Für alle Leser/-innenAls vor drei Jahren einige hundert Antifaschist/-innen in Wurzen demonstrieren wollten, reagierten Einwohner/-innen, indem sie Geschäfte verbarrikadierten. Ähnlich unverhältnismäßig fielen nun die Reaktionen auf die Ausladung einer Kabarettistin in Hamburg aus, gegen die angeblich Linke gewaltsam vorgehen wollten. Die L-IZ fasst zusammen, was am Freitag, den 7. August 2020, in Leipzig und darüber hinaus wichtig war.

Normalerweise widmen wir uns in diesen Tagesrückblicken ja eher dem Geschehen in Leipzig und Sachsen. Aber manchmal lohnt sich auch ein Blick über den Tellerrand – vor allem im Sommerloch, das eine überschaubare Anzahl an Nachrichten produziert.

Eine dieser vermeintlichen Nachrichten kam heute aus Hamburg, wo die Kabarettistin Lisa Eckhart vom einem Festival ausgeladen wurde. Der angebliche Grund: Es drohe Gefahr durch linksradikale Gewalt.
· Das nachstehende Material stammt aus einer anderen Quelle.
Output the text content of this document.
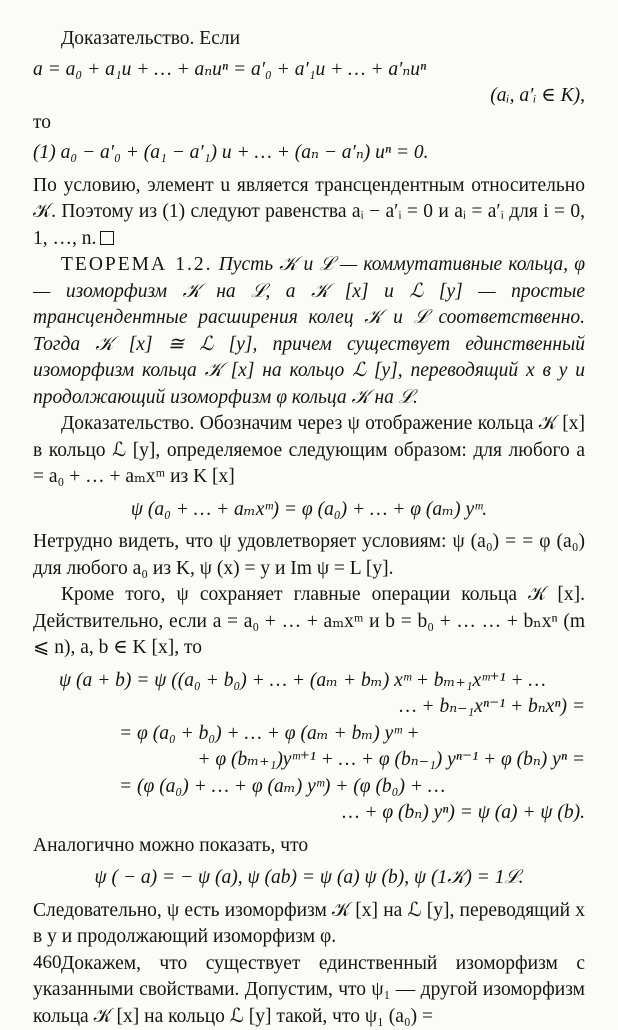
Доказательство. Если

a = a₀ + a₁u + … + aₙuⁿ = a′₀ + a′₁u + … + a′ₙuⁿ

(aᵢ, a′ᵢ ∈ K),

то

(1) a₀ − a′₀ + (a₁ − a′₁) u + … + (aₙ − a′ₙ) uⁿ = 0.

По условию, элемент u является трансцендентным относительно 𝒦. Поэтому из (1) следуют равенства aᵢ − a′ᵢ = 0 и aᵢ = a′ᵢ для i = 0, 1, …, n.

ТЕОРЕМА 1.2. Пусть 𝒦 и ℒ — коммутативные кольца, φ — изоморфизм 𝒦 на ℒ, а 𝒦 [x] и ℒ [y] — простые трансцендентные расширения колец 𝒦 и ℒ соответственно. Тогда 𝒦 [x] ≅ ℒ [y], причем существует единственный изоморфизм кольца 𝒦 [x] на кольцо ℒ [y], переводящий x в y и продолжающий изоморфизм φ кольца 𝒦 на ℒ.

Доказательство. Обозначим через ψ отображение кольца 𝒦 [x] в кольцо ℒ [y], определяемое следующим образом: для любого a = a₀ + … + aₘxᵐ из K [x]

ψ (a₀ + … + aₘxᵐ) = φ (a₀) + … + φ (aₘ) yᵐ.

Нетрудно видеть, что ψ удовлетворяет условиям: ψ (a₀) = = φ (a₀) для любого a₀ из K, ψ (x) = y и Im ψ = L [y].

Кроме того, ψ сохраняет главные операции кольца 𝒦 [x]. Действительно, если a = a₀ + … + aₘxᵐ и b = b₀ + … … + bₙxⁿ (m ⩽ n), a, b ∈ K [x], то

ψ (a + b) = ψ ((a₀ + b₀) + … + (aₘ + bₘ) xᵐ + bₘ₊₁xᵐ⁺¹ + …

… + bₙ₋₁xⁿ⁻¹ + bₙxⁿ) =

= φ (a₀ + b₀) + … + φ (aₘ + bₘ) yᵐ +

+ φ (bₘ₊₁)yᵐ⁺¹ + … + φ (bₙ₋₁) yⁿ⁻¹ + φ (bₙ) yⁿ =

= (φ (a₀) + … + φ (aₘ) yᵐ) + (φ (b₀) + …

… + φ (bₙ) yⁿ) = ψ (a) + ψ (b).

Аналогично можно показать, что

ψ ( − a) = − ψ (a), ψ (ab) = ψ (a) ψ (b), ψ (1𝒦) = 1ℒ.

Следовательно, ψ есть изоморфизм 𝒦 [x] на ℒ [y], переводящий x в y и продолжающий изоморфизм φ.

Докажем, что существует единственный изоморфизм с указанными свойствами. Допустим, что ψ₁ — другой изоморфизм кольца 𝒦 [x] на кольцо ℒ [y] такой, что ψ₁ (a₀) =

460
Eckhart ist wegen eines Auftritts umstritten, bei dem sie – je nach Sichtweise – Witze über Juden beziehungsweise Witze über Vorurteile gegen Juden geäußert hatte.
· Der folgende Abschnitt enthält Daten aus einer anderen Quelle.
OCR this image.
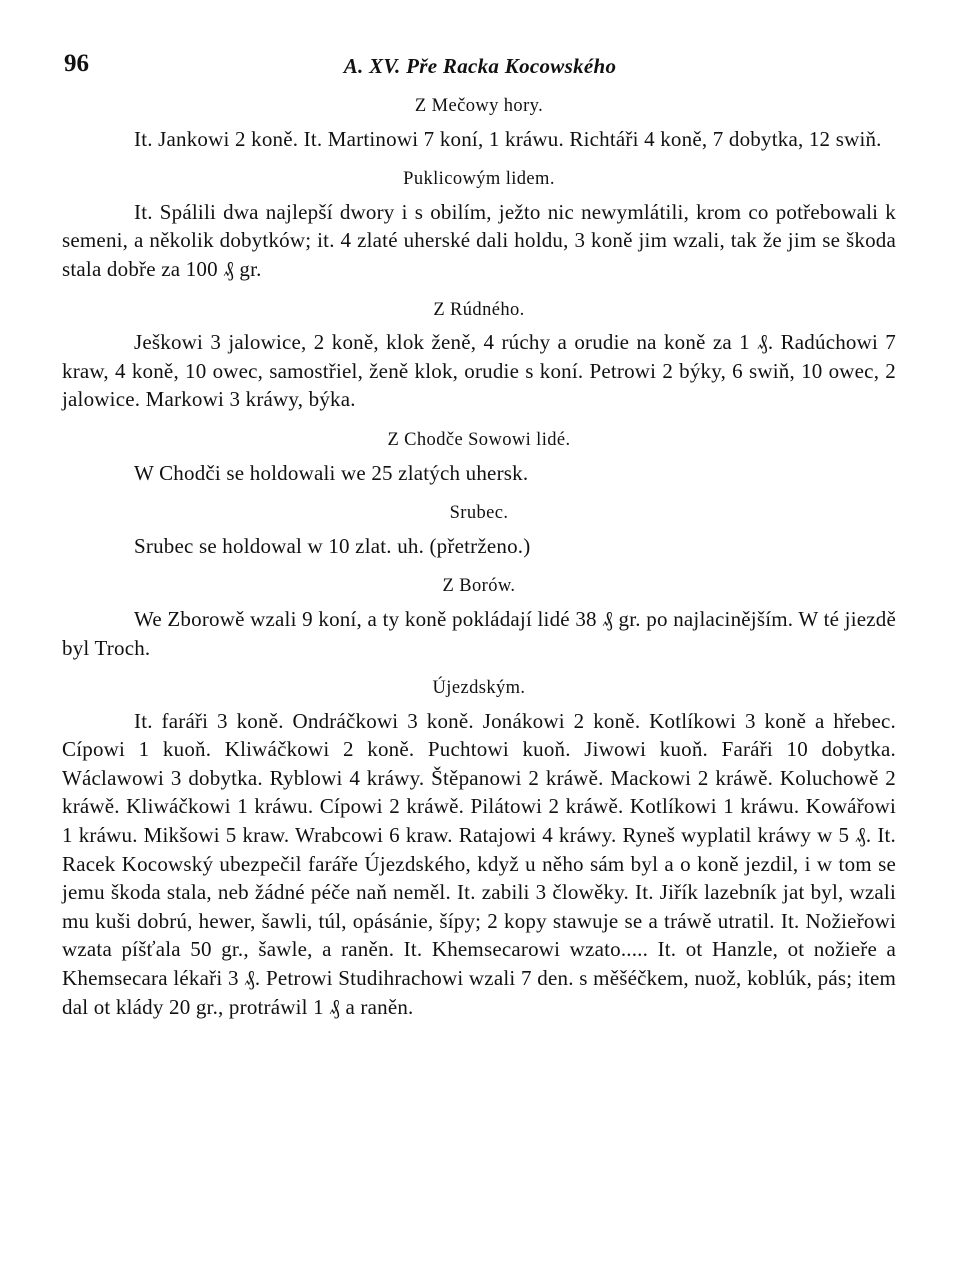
96	A. XV. Pře Racka Kocowského
Z Mečowy hory.

It. Jankowi 2 koně. It. Martinowi 7 koní, 1 kráwu. Richtáři 4 koně, 7 dobytka, 12 swiň.

Puklicowým lidem.

It. Spálili dwa najlepší dwory i s obilím, ježto nic newymlátili, krom co potřebowali k semeni, a několik dobytków; it. 4 zlaté uherské dali holdu, 3 koně jim wzali, tak že jim se škoda stala dobře za 100 ₰ gr.

Z Rúdného.

Ješkowi 3 jalowice, 2 koně, klok ženě, 4 rúchy a orudie na koně za 1 ₰. Radúchowi 7 kraw, 4 koně, 10 owec, samostřiel, ženě klok, orudie s koní. Petrowi 2 býky, 6 swiň, 10 owec, 2 jalowice. Markowi 3 kráwy, býka.

Z Chodče Sowowi lidé.

W Chodči se holdowali we 25 zlatých uhersk.

Srubec.

Srubec se holdowal w 10 zlat. uh. (přetrženo.)

Z Borów.

We Zborowě wzali 9 koní, a ty koně pokládají lidé 38 ₰ gr. po najlacinějším. W té jiezdě byl Troch.

Újezdským.

It. faráři 3 koně. Ondráčkowi 3 koně. Jonákowi 2 koně. Kotlíkowi 3 koně a hřebec. Cípowi 1 kuoň. Kliwáčkowi 2 koně. Puchtowi kuoň. Jiwowi kuoň. Faráři 10 dobytka. Wáclawowi 3 dobytka. Ryblowi 4 kráwy. Štěpanowi 2 kráwě. Mackowi 2 kráwě. Koluchowě 2 kráwě. Kliwáčkowi 1 kráwu. Cípowi 2 kráwě. Pilátowi 2 kráwě. Kotlíkowi 1 kráwu. Kowářowi 1 kráwu. Mikšowi 5 kraw. Wrabcowi 6 kraw. Ratajowi 4 kráwy. Ryneš wyplatil kráwy w 5 ₰. It. Racek Kocowský ubezpečil faráře Újezdského, když u něho sám byl a o koně jezdil, i w tom se jemu škoda stala, neb žádné péče naň neměl. It. zabili 3 člowěky. It. Jiřík lazebník jat byl, wzali mu kuši dobrú, hewer, šawli, túl, opásánie, šípy; 2 kopy stawuje se a tráwě utratil. It. Nožieřowi wzata píšťala 50 gr., šawle, a raněn. It. Khemsecarowi wzato..... It. ot Hanzle, ot nožieře a Khemsecara lékaři 3 ₰. Petrowi Studihrachowi wzali 7 den. s měšéčkem, nuož, koblúk, pás; item dal ot klády 20 gr., protráwil 1 ₰ a raněn.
Eine solche Veranstaltung werde deshalb wohl nicht geduldet, zitierten verschiedene Medien aus internen Schreiben.

Drohungen, wo keine sind

Für andere Kabarettisten wie Dieter Nuhr, aber auch diverse Journalist/-innen in den großen Medien war das ein Anlass, um das Ende der Kunstfreiheit herbeizuschreiben. Viele waren sich auch einig, dass es „Drohungen vom schwarzen Block“ gegeben habe, obwohl dafür keine Belege existieren. Zudem ist der „schwarze Block“ keine feste Organisation, die irgendjemandem drohen könnte, sondern eine Taktik auf Demonstrationen. Manche sahen gar schon „Weimarer Verhältnisse“.
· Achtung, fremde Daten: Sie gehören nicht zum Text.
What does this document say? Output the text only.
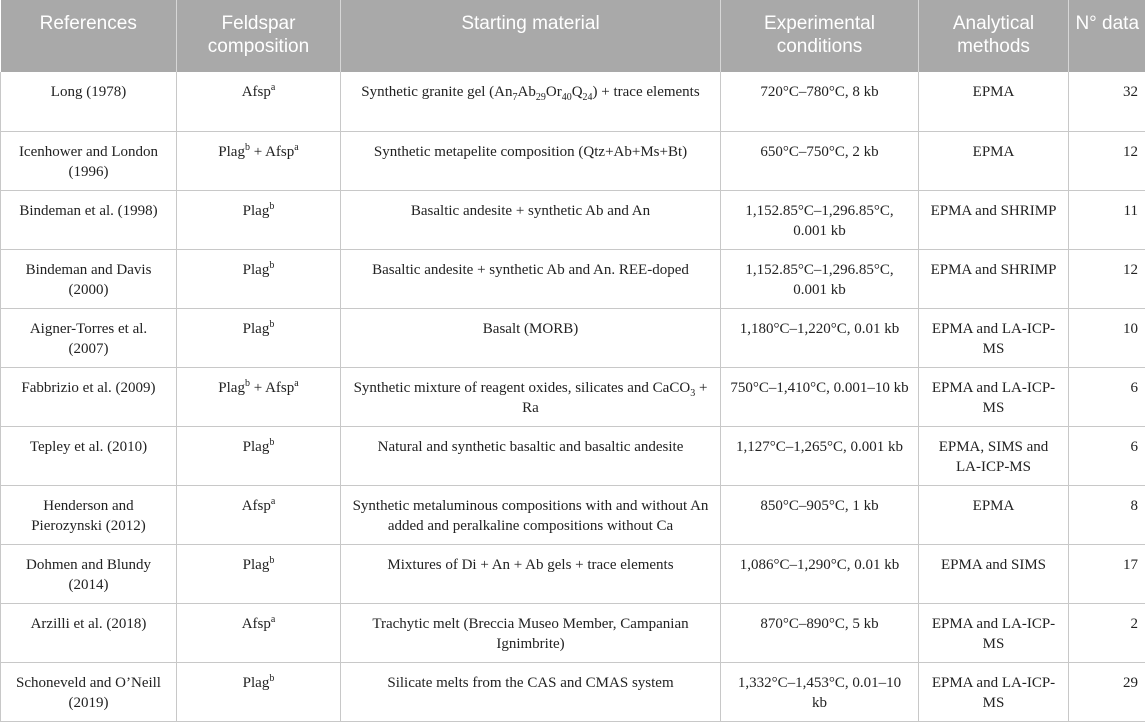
References	Feldspar composition	Starting material	Experimental conditions	Analytical methods	N° data
Long (1978)	Afsp$^a$	Synthetic granite gel $(An_7Ab_{29}Or_{40}Q_{24})$ + trace elements	720°C–780°C, 8 kb	EPMA	32
Icenhower and London (1996)	Plag$^b$ + Afsp$^a$	Synthetic metapelite composition (Qtz+Ab+Ms+Bt)	650°C–750°C, 2 kb	EPMA	12
Bindeman et al. (1998)	Plag$^b$	Basaltic andesite + synthetic Ab and An	1,152.85°C–1,296.85°C, 0.001 kb	EPMA and SHRIMP	11
Bindeman and Davis (2000)	Plag$^b$	Basaltic andesite + synthetic Ab and An. REE-doped	1,152.85°C–1,296.85°C, 0.001 kb	EPMA and SHRIMP	12
Aigner-Torres et al. (2007)	Plag$^b$	Basalt (MORB)	1,180°C–1,220°C, 0.01 kb	EPMA and LA-ICP-MS	10
Fabbrizio et al. (2009)	Plag$^b$ + Afsp$^a$	Synthetic mixture of reagent oxides, silicates and CaCO$_3$ + Ra	750°C–1,410°C, 0.001–10 kb	EPMA and LA-ICP-MS	6
Tepley et al. (2010)	Plag$^b$	Natural and synthetic basaltic and basaltic andesite	1,127°C–1,265°C, 0.001 kb	EPMA, SIMS and LA-ICP-MS	6
Henderson and Pierozynski (2012)	Afsp$^a$	Synthetic metaluminous compositions with and without An added and peralkaline compositions without Ca	850°C–905°C, 1 kb	EPMA	8
Dohmen and Blundy (2014)	Plag$^b$	Mixtures of Di + An + Ab gels + trace elements	1,086°C–1,290°C, 0.01 kb	EPMA and SIMS	17
Arzilli et al. (2018)	Afsp$^a$	Trachytic melt (Breccia Museo Member, Campanian Ignimbrite)	870°C–890°C, 5 kb	EPMA and LA-ICP-MS	2
Schoneveld and O’Neill (2019)	Plag$^b$	Silicate melts from the CAS and CMAS system	1,332°C–1,453°C, 0.01–10 kb	EPMA and LA-ICP-MS	29
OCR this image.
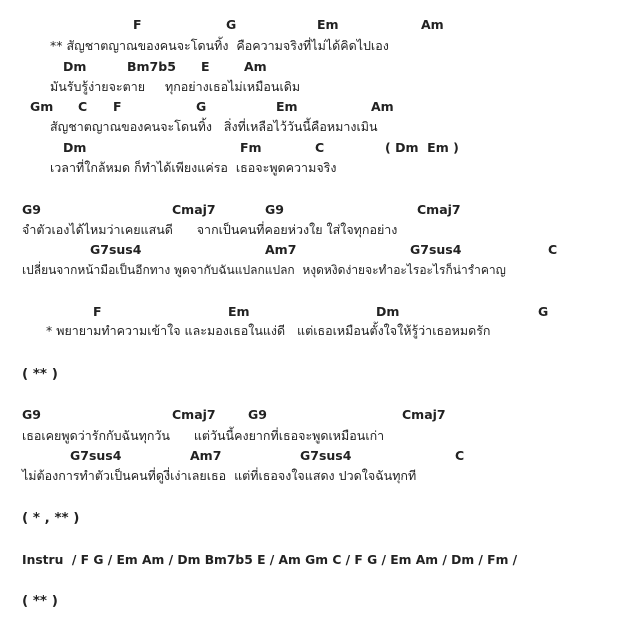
F	G	Em	Am
** สัญชาตญาณของคนจะโดนทิ้ง  คือความจริงที่ไม่ได้คิดไปเอง
Dm	Bm7b5 E	Am
มันรับรู้ง่ายจะตาย     ทุกอย่างเธอไม่เหมือนเดิม
Gm C F	G	Em	Am
สัญชาตญาณของคนจะโดนทิ้ง   สิ่งที่เหลือไว้วันนี้คือหมางเมิน
Dm	Fm	C	( Dm  Em )
เวลาที่ใกล้หมด ก็ทำได้เพียงแค่รอ  เธอจะพูดความจริง
G9	Cmaj7	G9	Cmaj7
จำตัวเองได้ไหมว่าเคยแสนดี      จากเป็นคนที่คอยห่วงใย ใส่ใจทุกอย่าง
G7sus4	Am7	G7sus4	C
เปลี่ยนจากหน้ามือเป็นอีกทาง พูดจากับฉันแปลกแปลก  หงุดหงิดง่ายจะทำอะไรอะไรก็น่ารำคาญ
F	Em	Dm	G
* พยายามทำความเข้าใจ และมองเธอในแง่ดี   แต่เธอเหมือนตั้งใจให้รู้ว่าเธอหมดรัก
( ** )
G9	Cmaj7	G9	Cmaj7
เธอเคยพูดว่ารักกับฉันทุกวัน      แต่วันนี้คงยากที่เธอจะพูดเหมือนเก่า
G7sus4	Am7	G7sus4	C
ไม่ต้องการทำตัวเป็นคนที่ดูงี่เง่าเลยเธอ  แต่ที่เธอจงใจแสดง ปวดใจฉันทุกที
( * , ** )
Instru  / F G / Em Am / Dm Bm7b5 E / Am Gm C / F G / Em Am / Dm / Fm /
( ** )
Problem an der ganzen Geschichte: Es gab keine Drohungen, keinen Mob, keinen „schwarzen Block“. Es gab lediglich „besorgte Warnungen aus der Nachbarschaft“, wie der Veranstaltungsort später mitteilte. Was bleibt? Der Eindruck, dass die Veranstalter/-innen mit Widerspruch zu ihrem Programm in der Form umgehen, dass sie eine Kabarettistin wieder ausladen. Das wäre wohl das eigentliche Skandälchen.

Wurzen lässt grüßen

Die ganze Geschichte erinnert etwas an die Kleinstadt Wurzen nahe Leipzig. Dort hatten Menschen vor drei Jahren ihre Geschäfte verbarrikadiert, nachdem bekannt wurde, dass es in der Stadt kurz nach G20 eine antifaschistische Demonstration geben soll. Manche sahen schon die halbe Stadt in Schutt und Asche, aber abgesehen von einigen Straftaten durch Rechtsradikale ist nichts Schlimmes passiert.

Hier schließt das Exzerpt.